Bajó la mano hasta que las puntas de los dedos descansaron, con la palma hacia arriba, bajo la barbilla del animal, y después fue caminando hacia atrás lentamente para sacar al semental del rebaño.
El semental dominante chilló entonces y el rebaño se puso en movimiento con una explosión, una vez más. Se dieron la vuelta y se dispersaron en grupos más pequeños que atravesaron como truenos las altas hierbas. Rodearon las dos colinas, al oeste y el sur, y salieron nuevamente al corazón del Jhag Odhan.
El temblor de Estragos se había desvanecido. La bestia caminaba al paso de Karsa cuando este regresó colina arriba caminando de espaldas.
Cuando se acercó a la cima, Cynnigig habló tras él.
—Ni siquiera un jaghut podría calmar a un caballo jhag, Karsa Orlong, como has hecho tú. Thelomen toblakai, sí, los teblor lo sois sin duda alguna, pero también sois únicos entre los de vuestra raza. Guerreros montados thelomen toblakai. No creía que tal cosa fuera posible. Karsa Orlong, ¿cómo es que los teblor no han conquistado todo Genabackis?
Karsa giró la cabeza y miró al jaghut.
—Algún día, Cynnigig, lo haremos.
—¿Y eres tú el que los encabezará a todos?
—Lo soy.
—Hemos sido testigos, entonces, del nacimiento de la infamia.
Karsa se movía junto a Estragos, recorría con la mano el cuello tenso del animal.

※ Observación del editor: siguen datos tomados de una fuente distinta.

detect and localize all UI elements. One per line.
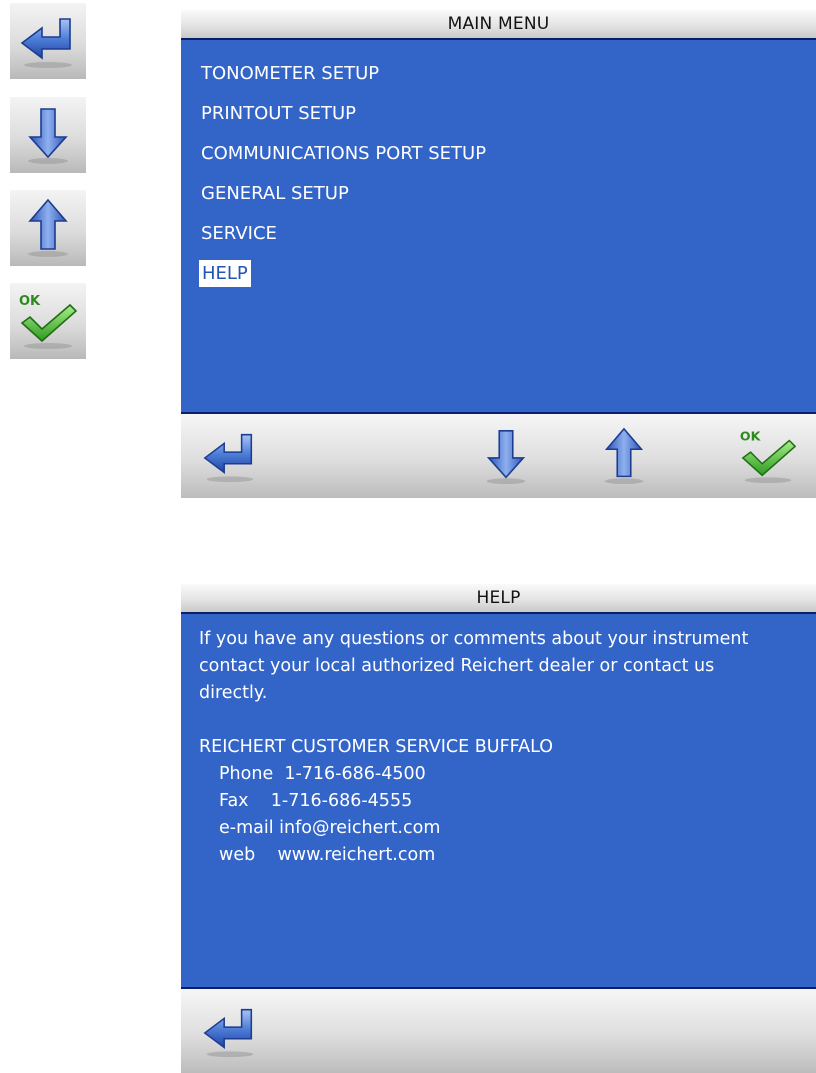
menu-item-service[interactable]: SERVICE [199,214,800,254]
help-intro-line: contact your local authorized Reichert d… [199,656,715,676]
menu-item-printout-setup[interactable]: PRINTOUT SETUP [199,94,800,134]
down-arrow-icon [10,97,86,173]
up-button[interactable] [589,420,659,492]
main-menu-screen: MAIN MENU TONOMETER SETUP PRINTOUT SETUP… [181,10,816,498]
down-button[interactable] [471,420,541,492]
down-arrow-icon [475,425,537,487]
back-arrow-icon [10,3,86,79]
help-intro-line: If you have any questions or comments ab… [199,629,749,649]
phone-number: Phone 1-716-686-4500 [219,764,426,784]
up-arrow-icon [593,425,655,487]
back-arrow-icon [199,1000,261,1062]
screen-title: HELP [181,584,816,614]
button-bar: OK [181,412,816,498]
company-name: REICHERT CUSTOMER SERVICE BUFFALO [199,737,553,757]
back-arrow-icon [199,425,261,487]
up-arrow-icon [10,190,86,266]
back-button[interactable] [195,995,265,1067]
button-bar [181,987,816,1073]
menu-item-tonometer-setup[interactable]: TONOMETER SETUP [199,54,800,94]
menu-item-general-setup[interactable]: GENERAL SETUP [199,174,800,214]
help-text: If you have any questions or comments ab… [181,614,816,987]
ok-check-icon: OK [10,283,86,359]
menu-list: TONOMETER SETUP PRINTOUT SETUP COMMUNICA… [181,40,816,412]
email-address: e-mail info@reichert.com [219,818,441,838]
ok-button[interactable]: OK [733,420,803,492]
ok-check-icon: OK [740,429,799,487]
help-screen: HELP If you have any questions or commen… [181,584,816,1073]
website-url: web www.reichert.com [219,845,436,865]
svg-text:OK: OK [19,294,41,309]
menu-item-help[interactable]: HELP [199,254,800,294]
fax-number: Fax 1-716-686-4555 [219,791,413,811]
menu-item-communications-port-setup[interactable]: COMMUNICATIONS PORT SETUP [199,134,800,174]
help-intro-line: directly. [199,683,268,703]
svg-text:OK: OK [740,429,762,444]
screen-title: MAIN MENU [181,10,816,40]
back-button[interactable] [195,420,265,492]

¿Testigos? Sí, sois testigos. Con todo, lo que yo, Karsa Orlong, crearé, no podéis ni imaginarlo. Nadie puede.
Cynnigig se había sentado a la sombra del árbol que contenía a Phyrlis y tarareaba en voz baja. Estaba cayendo la tarde. El thelomen toblakai se había ido con el caballo que había elegido. Se había subido de un salto a su grupa y se había alejado sin necesidad de silla o riendas siquiera. Los rebaños se habían desvanecido y habían dejado el paisaje tan vacío como antes.
El encorvado jaghut sacó un trozo envuelto del ciervo aras asado la noche anterior y empezó a cortarlo en pequeños trozos.

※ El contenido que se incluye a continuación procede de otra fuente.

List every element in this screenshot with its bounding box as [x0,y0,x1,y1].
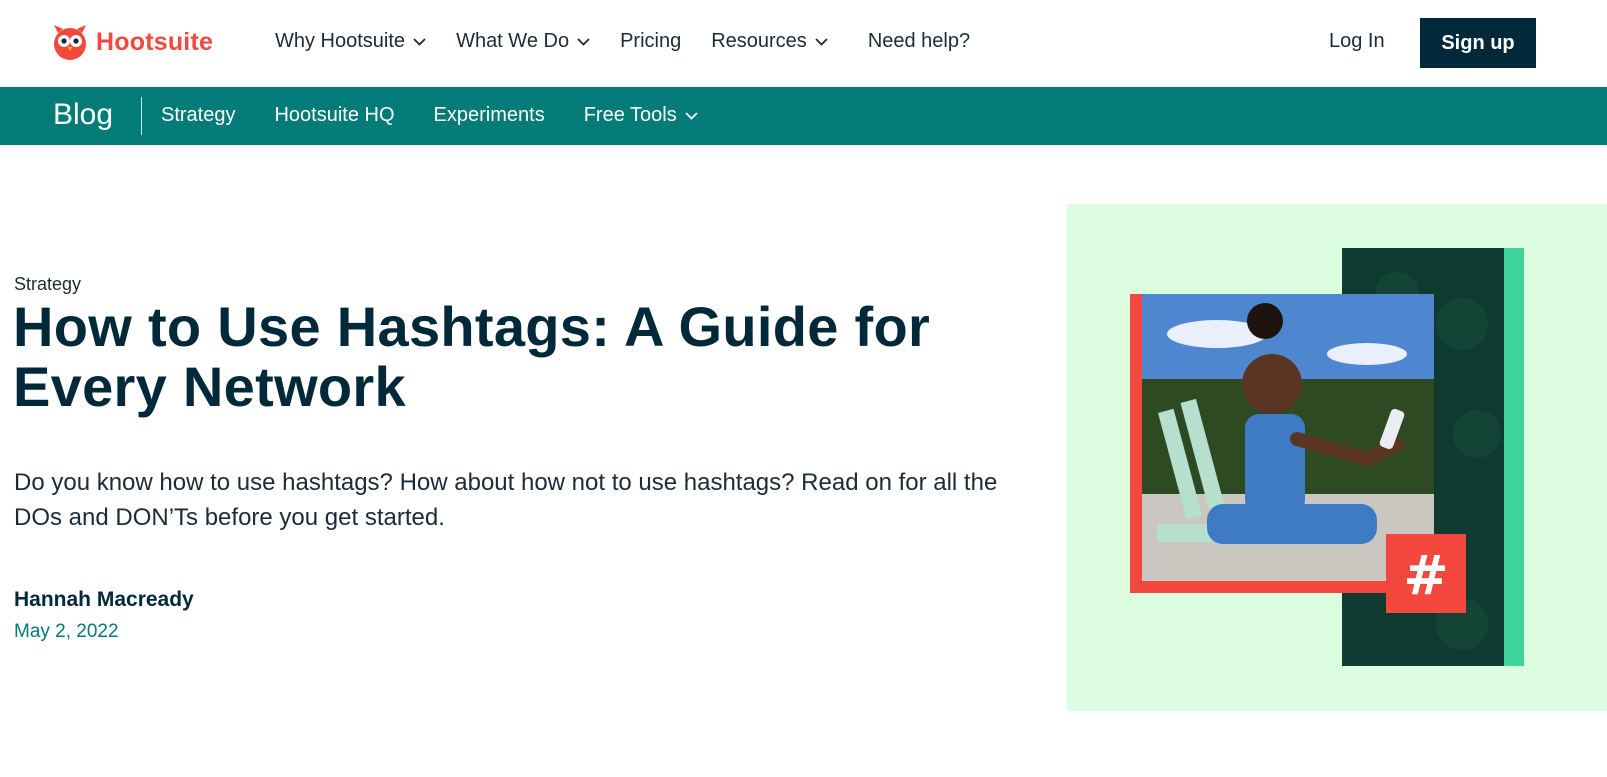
nav-item-pricing[interactable]: Pricing [620,30,681,53]
article-summary: Do you know how to use hashtags? How abo… [14,469,998,531]
article-date: May 2, 2022 [14,621,119,642]
login-link[interactable]: Log In [1329,30,1385,53]
blog-navigation: Blog Strategy Hootsuite HQ Experiments F… [0,87,1607,145]
divider [141,97,142,135]
chevron-down-icon [413,37,426,46]
nav-item-label: Resources [711,30,807,52]
blog-nav-free-tools[interactable]: Free Tools [584,104,698,127]
top-navigation: Hootsuite Why Hootsuite What We Do Prici… [0,0,1607,87]
article-author-link[interactable]: Hannah Macready [14,588,194,612]
article-category-link[interactable]: Strategy [14,274,81,295]
hashtag-badge: # [1403,544,1448,607]
signup-button[interactable]: Sign up [1420,18,1536,68]
nav-item-resources[interactable]: Resources [711,30,828,53]
chevron-down-icon [685,111,698,120]
chevron-down-icon [815,37,828,46]
nav-item-label: Pricing [620,30,682,52]
chevron-down-icon [577,37,590,46]
hootsuite-logo[interactable]: Hootsuite [52,22,213,62]
nav-item-what-we-do[interactable]: What We Do [456,30,590,53]
blog-nav-links: Strategy Hootsuite HQ Experiments Free T… [161,104,737,127]
nav-item-label: Why Hootsuite [275,30,406,52]
blog-home-link[interactable]: Blog [53,98,113,132]
blog-nav-label: Free Tools [583,104,677,126]
nav-item-label: What We Do [456,30,570,52]
blog-nav-experiments[interactable]: Experiments [434,104,545,127]
hero-illustration: # [1067,204,1607,711]
logo-wordmark: Hootsuite [96,27,214,56]
nav-item-label: Need help? [867,30,971,52]
nav-item-need-help[interactable]: Need help? [868,30,970,53]
blog-nav-hootsuite-hq[interactable]: Hootsuite HQ [274,104,394,127]
primary-nav: Why Hootsuite What We Do Pricing Resourc… [275,30,1000,53]
blog-nav-strategy[interactable]: Strategy [161,104,235,127]
owl-logo-icon [54,25,86,60]
article-title: How to Use Hashtags: A Guide for Every N… [13,295,931,418]
nav-item-why-hootsuite[interactable]: Why Hootsuite [275,30,426,53]
hero-image: # [1067,204,1607,711]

—Un regalo para ti, querida hermana.
—Ya veo —respondió ella—. ¿Lo mató la espada de piedra?
—Sí.
—Un botín, entonces, para alimentar mi espíritu.
Cynnigig asintió. Hizo una pausa para señalar con gesto despreocupado con el cuchillo.

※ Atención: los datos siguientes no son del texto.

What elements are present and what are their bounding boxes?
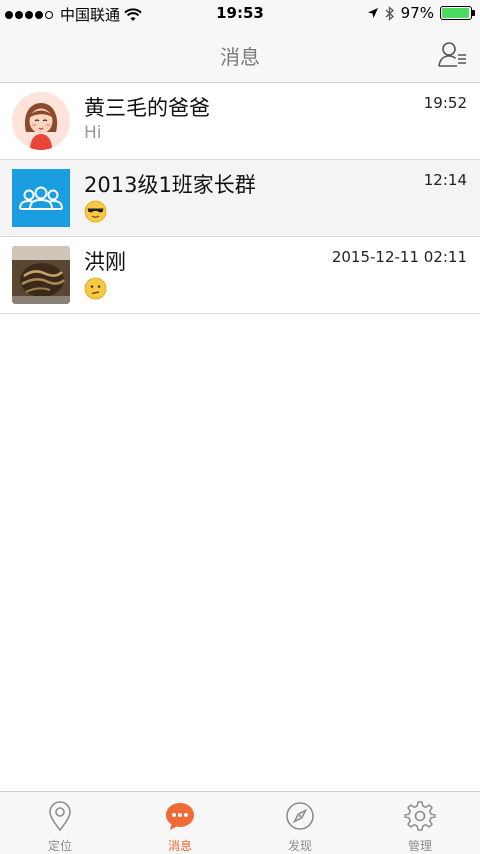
conversation-row[interactable]: 2013级1班家长群 12:14 — [0, 160, 480, 237]
status-right: 97% — [367, 4, 475, 22]
girl-avatar — [12, 92, 70, 150]
conversation-preview: Hi — [84, 123, 102, 143]
conversation-row[interactable]: 黄三毛的爸爸 19:52 Hi — [0, 83, 480, 160]
location-arrow-icon — [367, 8, 378, 18]
battery-icon — [440, 6, 475, 20]
tab-label: 管理 — [407, 839, 432, 853]
tab-discover[interactable]: 发现 — [240, 792, 360, 854]
conversation-time: 2015-12-11 02:11 — [331, 248, 467, 266]
battery-percent: 97% — [400, 4, 434, 22]
battery-level — [442, 8, 470, 18]
bluetooth-icon — [385, 5, 394, 21]
tab-label: 发现 — [287, 839, 312, 853]
tab-manage[interactable]: 管理 — [360, 792, 480, 854]
conversation-row[interactable]: 洪刚 2015-12-11 02:11 — [0, 237, 480, 314]
tab-label: 定位 — [47, 839, 72, 853]
compass-icon — [286, 802, 314, 830]
sunglasses-emoji-icon — [84, 200, 107, 223]
photo-avatar — [12, 246, 70, 304]
tab-messages[interactable]: 消息 — [120, 792, 240, 854]
conversation-name: 黄三毛的爸爸 — [84, 96, 210, 120]
page-title: 消息 — [220, 45, 260, 69]
group-avatar — [12, 169, 70, 227]
tab-label: 消息 — [167, 839, 192, 853]
conversation-time: 19:52 — [423, 94, 467, 112]
confused-emoji-icon — [84, 277, 107, 300]
location-pin-icon — [49, 801, 71, 832]
conversation-name: 2013级1班家长群 — [84, 173, 256, 197]
conversation-list: 黄三毛的爸爸 19:52 Hi 2013级1班家长群 12:14 洪刚 2015… — [0, 83, 480, 314]
contacts-icon[interactable] — [438, 40, 468, 68]
status-bar: 中国联通 19:53 97% — [0, 0, 480, 27]
conversation-name: 洪刚 — [84, 250, 126, 274]
tab-location[interactable]: 定位 — [0, 792, 120, 854]
chat-bubble-icon — [166, 803, 194, 830]
nav-bar: 消息 — [0, 27, 480, 83]
gear-icon — [404, 801, 436, 831]
tab-bar: 定位 消息 发现 管理 — [0, 791, 480, 854]
conversation-time: 12:14 — [423, 171, 467, 189]
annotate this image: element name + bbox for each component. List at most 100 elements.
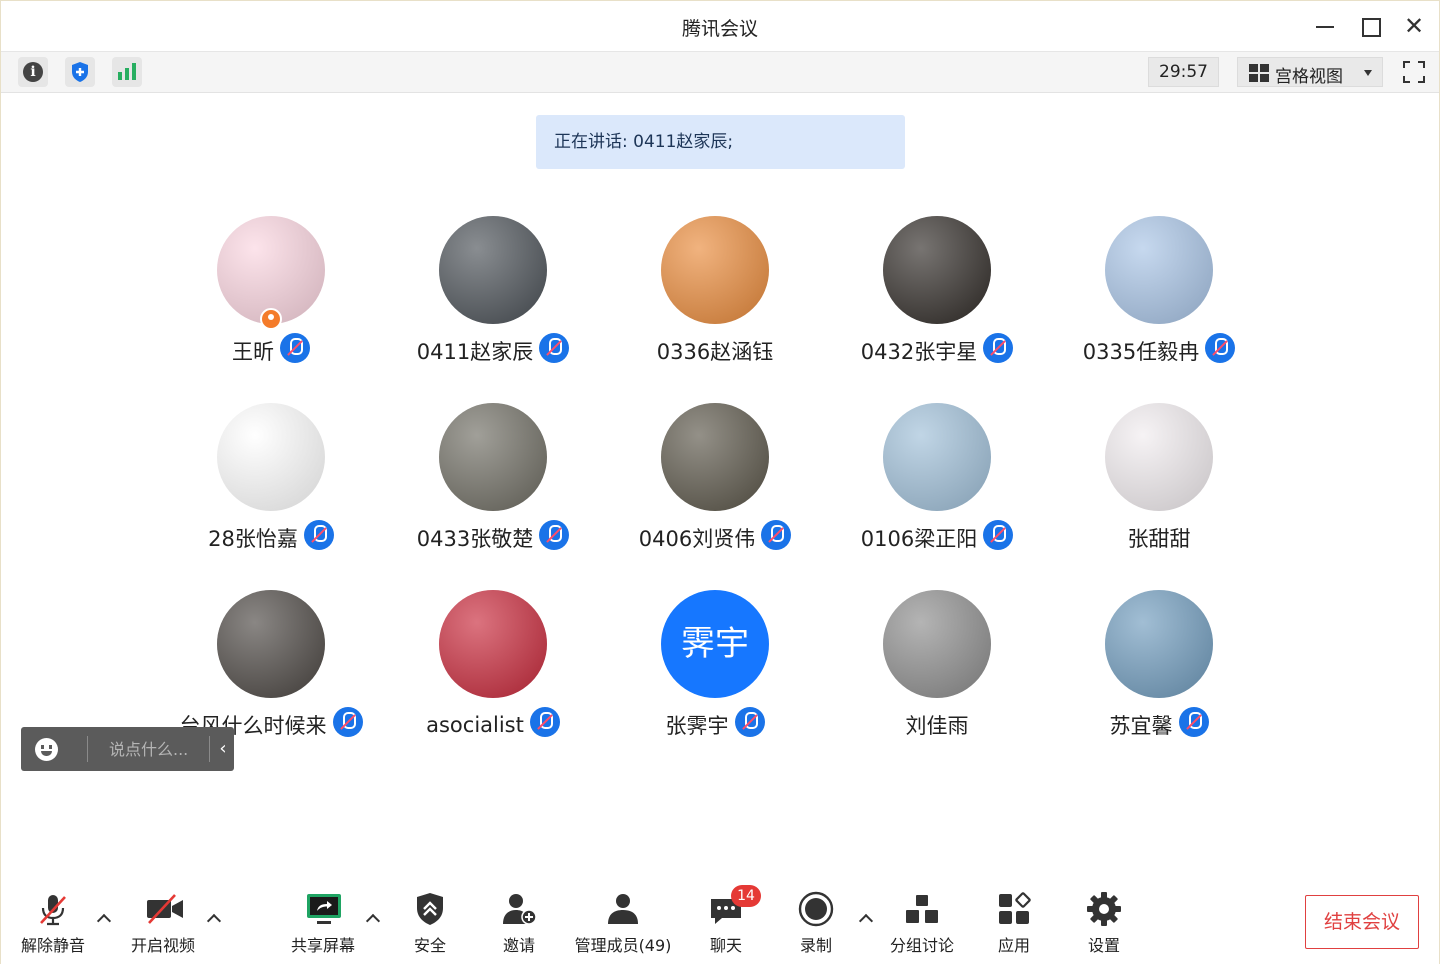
security-shield-icon: [412, 891, 448, 927]
invite-button[interactable]: 邀请: [499, 891, 539, 955]
avatar: [1105, 590, 1213, 698]
video-options-caret[interactable]: [205, 911, 223, 927]
participant-tile[interactable]: 苏宜馨: [1048, 590, 1270, 770]
participant-name: 0411赵家辰: [416, 340, 534, 364]
add-user-icon: [501, 891, 537, 927]
mic-off-icon: [35, 891, 71, 927]
participant-tile[interactable]: 张甜甜: [1048, 403, 1270, 583]
participant-tile[interactable]: 0335任毅冉: [1048, 216, 1270, 396]
manage-members-button[interactable]: 管理成员(49): [575, 891, 671, 955]
avatar: [439, 216, 547, 324]
share-screen-icon: [305, 891, 341, 927]
gear-icon: [1086, 891, 1122, 927]
audio-options-caret[interactable]: [95, 911, 113, 927]
mic-muted-icon: [529, 707, 560, 737]
video-off-icon: [145, 891, 183, 927]
info-icon[interactable]: [18, 57, 48, 87]
participant-tile[interactable]: 0336赵涵钰: [604, 216, 826, 396]
minimize-button[interactable]: [1312, 13, 1338, 39]
participant-name: 0432张宇星: [860, 340, 978, 364]
unmute-label: 解除静音: [20, 936, 85, 955]
participant-tile[interactable]: 王昕: [160, 216, 382, 396]
chat-unread-badge: 14: [731, 885, 761, 907]
settings-label: 设置: [1087, 936, 1120, 955]
breakout-rooms-label: 分组讨论: [889, 936, 954, 955]
participant-name: 苏宜馨: [1109, 714, 1173, 738]
mic-muted-icon: [983, 520, 1014, 550]
participant-name: 0106梁正阳: [860, 527, 978, 551]
host-icon: [260, 308, 282, 330]
avatar: [217, 403, 325, 511]
share-options-caret[interactable]: [364, 911, 382, 927]
mic-muted-icon: [1178, 707, 1209, 737]
mic-muted-icon: [983, 333, 1014, 363]
avatar: [439, 590, 547, 698]
participant-name: 0336赵涵钰: [656, 340, 774, 364]
mic-muted-icon: [303, 520, 334, 550]
chevron-down-icon: [1364, 70, 1372, 76]
participant-tile[interactable]: 刘佳雨: [826, 590, 1048, 770]
participant-tile[interactable]: 0433张敬楚: [382, 403, 604, 583]
view-mode-select[interactable]: 宫格视图: [1237, 57, 1383, 87]
avatar: 霁宇: [661, 590, 769, 698]
apps-button[interactable]: 应用: [995, 891, 1033, 955]
end-meeting-button[interactable]: 结束会议: [1305, 895, 1419, 949]
avatar: [1105, 403, 1213, 511]
record-icon: [798, 891, 834, 927]
close-button[interactable]: ✕: [1401, 13, 1427, 39]
start-video-label: 开启视频: [130, 936, 195, 955]
security-label: 安全: [413, 936, 446, 955]
participant-name: 王昕: [232, 340, 274, 364]
fullscreen-icon[interactable]: [1399, 57, 1429, 87]
shield-icon[interactable]: [65, 57, 95, 87]
grid-view-icon: [1249, 64, 1269, 82]
mic-muted-icon: [1205, 333, 1236, 363]
avatar: [883, 403, 991, 511]
meeting-window: 腾讯会议 ✕ 29:57 宫格视图: [0, 0, 1440, 964]
chat-button[interactable]: 14 聊天: [707, 885, 761, 955]
avatar: [217, 590, 325, 698]
participant-name: 0335任毅冉: [1082, 340, 1200, 364]
participant-tile[interactable]: 0411赵家辰: [382, 216, 604, 396]
avatar: [883, 216, 991, 324]
mic-muted-icon: [761, 520, 792, 550]
share-screen-button[interactable]: 共享屏幕: [291, 891, 355, 955]
record-button[interactable]: 录制: [797, 891, 835, 955]
breakout-rooms-button[interactable]: 分组讨论: [890, 891, 954, 955]
participant-tile[interactable]: 28张怡嘉: [160, 403, 382, 583]
avatar: [1105, 216, 1213, 324]
invite-label: 邀请: [502, 936, 535, 955]
mic-muted-icon: [539, 520, 570, 550]
participant-name: 张霁宇: [665, 714, 729, 738]
participant-name: 0406刘贤伟: [638, 527, 756, 551]
meeting-info-bar: 29:57 宫格视图: [1, 51, 1439, 93]
participant-name: 刘佳雨: [905, 714, 969, 738]
mic-muted-icon: [280, 333, 310, 363]
start-video-button[interactable]: 开启视频: [131, 891, 195, 955]
participant-tile[interactable]: 0406刘贤伟: [604, 403, 826, 583]
participant-tile[interactable]: 霁宇 张霁宇: [604, 590, 826, 770]
avatar: [661, 403, 769, 511]
security-button[interactable]: 安全: [411, 891, 449, 955]
participant-tile[interactable]: asocialist: [382, 590, 604, 770]
participant-tile[interactable]: 0106梁正阳: [826, 403, 1048, 583]
chat-input[interactable]: [89, 731, 207, 767]
view-mode-label: 宫格视图: [1275, 67, 1343, 87]
settings-button[interactable]: 设置: [1085, 891, 1123, 955]
quick-chat-box: ‹: [21, 727, 234, 771]
participant-tile[interactable]: 0432张宇星: [826, 216, 1048, 396]
apps-label: 应用: [997, 936, 1030, 955]
record-options-caret[interactable]: [857, 911, 875, 927]
signal-icon[interactable]: [112, 57, 142, 87]
participant-name: 张甜甜: [1127, 527, 1191, 551]
avatar: [661, 216, 769, 324]
bottom-toolbar: 解除静音 开启视频 共享屏幕 安全 邀请 管理成员(49) 14 聊天 录制 分…: [1, 881, 1439, 964]
avatar: [883, 590, 991, 698]
unmute-button[interactable]: 解除静音: [21, 891, 85, 955]
members-icon: [605, 891, 641, 927]
maximize-button[interactable]: [1357, 13, 1383, 39]
share-screen-label: 共享屏幕: [290, 936, 355, 955]
chevron-left-icon[interactable]: ‹: [212, 727, 234, 771]
mic-muted-icon: [734, 707, 765, 737]
emoji-icon[interactable]: [35, 738, 58, 761]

—Has hecho un buen trabajo al disfrazar los restos.
—Los cimientos sobreviven, por supuesto. Las paredes de la Casa. Las piedras angulares en las esquinas del patio, todo bajo mi manto de tierra.
—Necios, ignorantes t’lan imass, mira que clavar una lanza en los terrenos de una Casa de Azath.
—¿Qué sabían ellos de casas, Cynnigig? Criaturas de cuevas y tiendas de piel. Además, ya se estaba muriendo y llevaba años así. Una herida fatal. Oh, Icarium estaba de rodillas para cuando al fin asestó el golpe mortal, delirando por la locura. Y si su compañero toblakai no hubiera aprovechado la oportunidad para golpearlo y dejarlo inconsciente…
—Habría liberado a su padre. —Cynnigig asintió con la boca llena de carne. Se levantó y se acercó al árbol—. Toma, hermana —dijo al tiempo que le ofrecía una loncha.
—Está quemada.
—Dudo que tú lo hubieras hecho mejor.
—Cierto. Vamos, empújala, no te voy a morder.
—No puedes morder, querida. Y por cierto, sé apreciar la ironía; el padre de Icarium no tenía deseo alguno de que lo salvaran. Y así la Casa murió y debilitó el tejido…
—Lo suficiente para que la senda se desgarrara. Más, por favor, tú estás comiendo más que yo.
—Zorra codiciosa. Bueno, Karsa Orlong nos ha… sorprendido.
—Dudo que seamos las primeras víctimas de la confusión en lo que a ese joven guerrero se refiere, hermano.
—Cierto. Y sospecho que tampoco seremos los últimos en sufrir tal conmoción.
—¿Percibiste a los seis espíritus t’lan imass, Cynnigig? ¿Los que se cernían por allí, tras los muros ocultos del patio?
—Oh, sí. Sirvientes del dios Tullido ahora, los pobrecitos. Querrían decirle algo, creo…
—¿Decirle a quién? ¿Al dios Tullido?
—No. A Karsa Orlong. Poseen conocimientos con los que pretenden guiar al thelomen toblakai, pero no se atrevían a acercarse. La presencia de la Casa, sospecho, los llenó de temor.
—No, está muerta, todo lo que sobrevivió de su espíritu vital se introdujo en la lanza. No era la Casa, hermano, sino el propio Karsa Orlong, era a él a quien temían.
—Ah. —Cynnigig sonrió mientras deslizaba otra loncha de carne en la boca de madera de Phyrlis, donde desapareció de la vista y cayó en la cavidad hueca del interior. Para pudrirse allí, para regalarle al árbol sus nutrientes—. Entonces esos imass no son tan tontos, después de todo.